Viral vector vaccines rely on another virus, called an adenovirus. The adenovirus is engineered to encode the spike proteins and create immunity. Several viral vector vaccines are in the final stage of clinical trials and could be could be submitted for authorization for use in the United States in the first half of 2021.
Purified protein vaccines take a more traditional approach. These vaccines use proteins to stimulate an immune response.
Whole, inactivated virus vaccines use dead versions of the virus to generate immunity.
How are the vaccines different?
One important difference has to do with how the vaccines are stored. The Pfizer vaccine requires special freezers that can maintain a temperature of negative 94o F. The Moderna vaccine needs to be frozen at negative 20o F, roughly the same temperature as a standard home freezer. Most of the other vaccines currently in clinical trials are stable at 40o F, standard refrigeration.
Some large institutions, like Boston Children’s, have deep freezers cold enough to store the Pfizer vaccine. Other vaccines will be more practical in many smaller practices and rural communities.
Does getting a COVID-19 vaccine mean I can stop wearing a mask?
Not yet. “Whether you’re vaccinated or not, your life won’t change right now,” says Dr. Malley. To protect the people around you, it will be important to continue precautions such as mask-wearing and avoiding indoor gatherings for a while longer.
“The Pfizer and Moderna vaccines both proved highly effective in protecting people from developing COVID-19,” he explains. “While there are some promising signs, we don’t know yet if the vaccines make people less likely to transmit the virus to others.” That’s something both Pfizer and Moderna will study over the next several months.
It will also take time to reach a point of herd immunity, a point at which enough individuals in the population have been vaccinated to stop the virus from spreading. As with many other infectious diseases, vaccine-induced herd immunity will be a big step toward returning to life as we knew it before the pandemic.

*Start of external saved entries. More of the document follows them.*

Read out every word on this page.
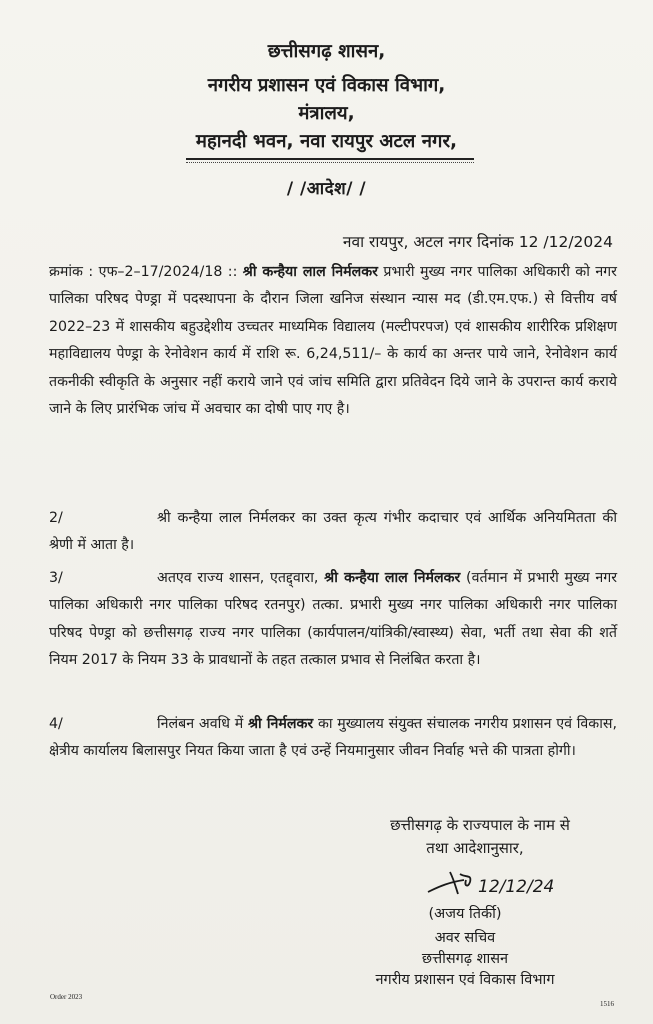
छत्तीसगढ़ शासन,
नगरीय प्रशासन एवं विकास विभाग,
मंत्रालय,
महानदी भवन, नवा रायपुर अटल नगर,
/ /आदेश/ /
नवा रायपुर, अटल नगर दिनांक 12 /12/2024
क्रमांक : एफ–2–17/2024/18 :: श्री कन्हैया लाल निर्मलकर प्रभारी मुख्य नगर पालिका अधिकारी को नगर पालिका परिषद पेण्ड्रा में पदस्थापना के दौरान जिला खनिज संस्थान न्यास मद (डी.एम.एफ.) से वित्तीय वर्ष 2022–23 में शासकीय बहुउद्देशीय उच्चतर माध्यमिक विद्यालय (मल्टीपरपज) एवं शासकीय शारीरिक प्रशिक्षण महाविद्यालय पेण्ड्रा के रेनोवेशन कार्य में राशि रू. 6,24,511/– के कार्य का अन्तर पाये जाने, रेनोवेशन कार्य तकनीकी स्वीकृति के अनुसार नहीं कराये जाने एवं जांच समिति द्वारा प्रतिवेदन दिये जाने के उपरान्त कार्य कराये जाने के लिए प्रारंभिक जांच में अवचार का दोषी पाए गए है।
2/	श्री कन्हैया लाल निर्मलकर का उक्त कृत्य गंभीर कदाचार एवं आर्थिक अनियमितता की श्रेणी में आता है।
3/	अतएव राज्य शासन, एतद्द्वारा, श्री कन्हैया लाल निर्मलकर (वर्तमान में प्रभारी मुख्य नगर पालिका अधिकारी नगर पालिका परिषद रतनपुर) तत्का. प्रभारी मुख्य नगर पालिका अधिकारी नगर पालिका परिषद पेण्ड्रा को छत्तीसगढ़ राज्य नगर पालिका (कार्यपालन/यांत्रिकी/स्वास्थ्य) सेवा, भर्ती तथा सेवा की शर्ते नियम 2017 के नियम 33 के प्रावधानों के तहत तत्काल प्रभाव से निलंबित करता है।
4/	निलंबन अवधि में श्री निर्मलकर का मुख्यालय संयुक्त संचालक नगरीय प्रशासन एवं विकास, क्षेत्रीय कार्यालय बिलासपुर नियत किया जाता है एवं उन्हें नियमानुसार जीवन निर्वाह भत्ते की पात्रता होगी।
छत्तीसगढ़ के राज्यपाल के नाम से
तथा आदेशानुसार,
12/12/24
(अजय तिर्की)
अवर सचिव
छत्तीसगढ़ शासन
नगरीय प्रशासन एवं विकास विभाग
Order 2023
1516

Do the vaccines have side effects?
Some people have side effects such as soreness at the injection site, headache, fatigue, and low-grade fever. Typically, such side effects last only a day or two.
Anyone who has been vaccinated can help the FDA and CDC monitor side effects through an app called v-safe. If a person experiences side effects, they can easily report them using their phone. “This is one of many surveillance tools that will allow us to track the safety of coronavirus vaccines over time.” says Dr. Levy.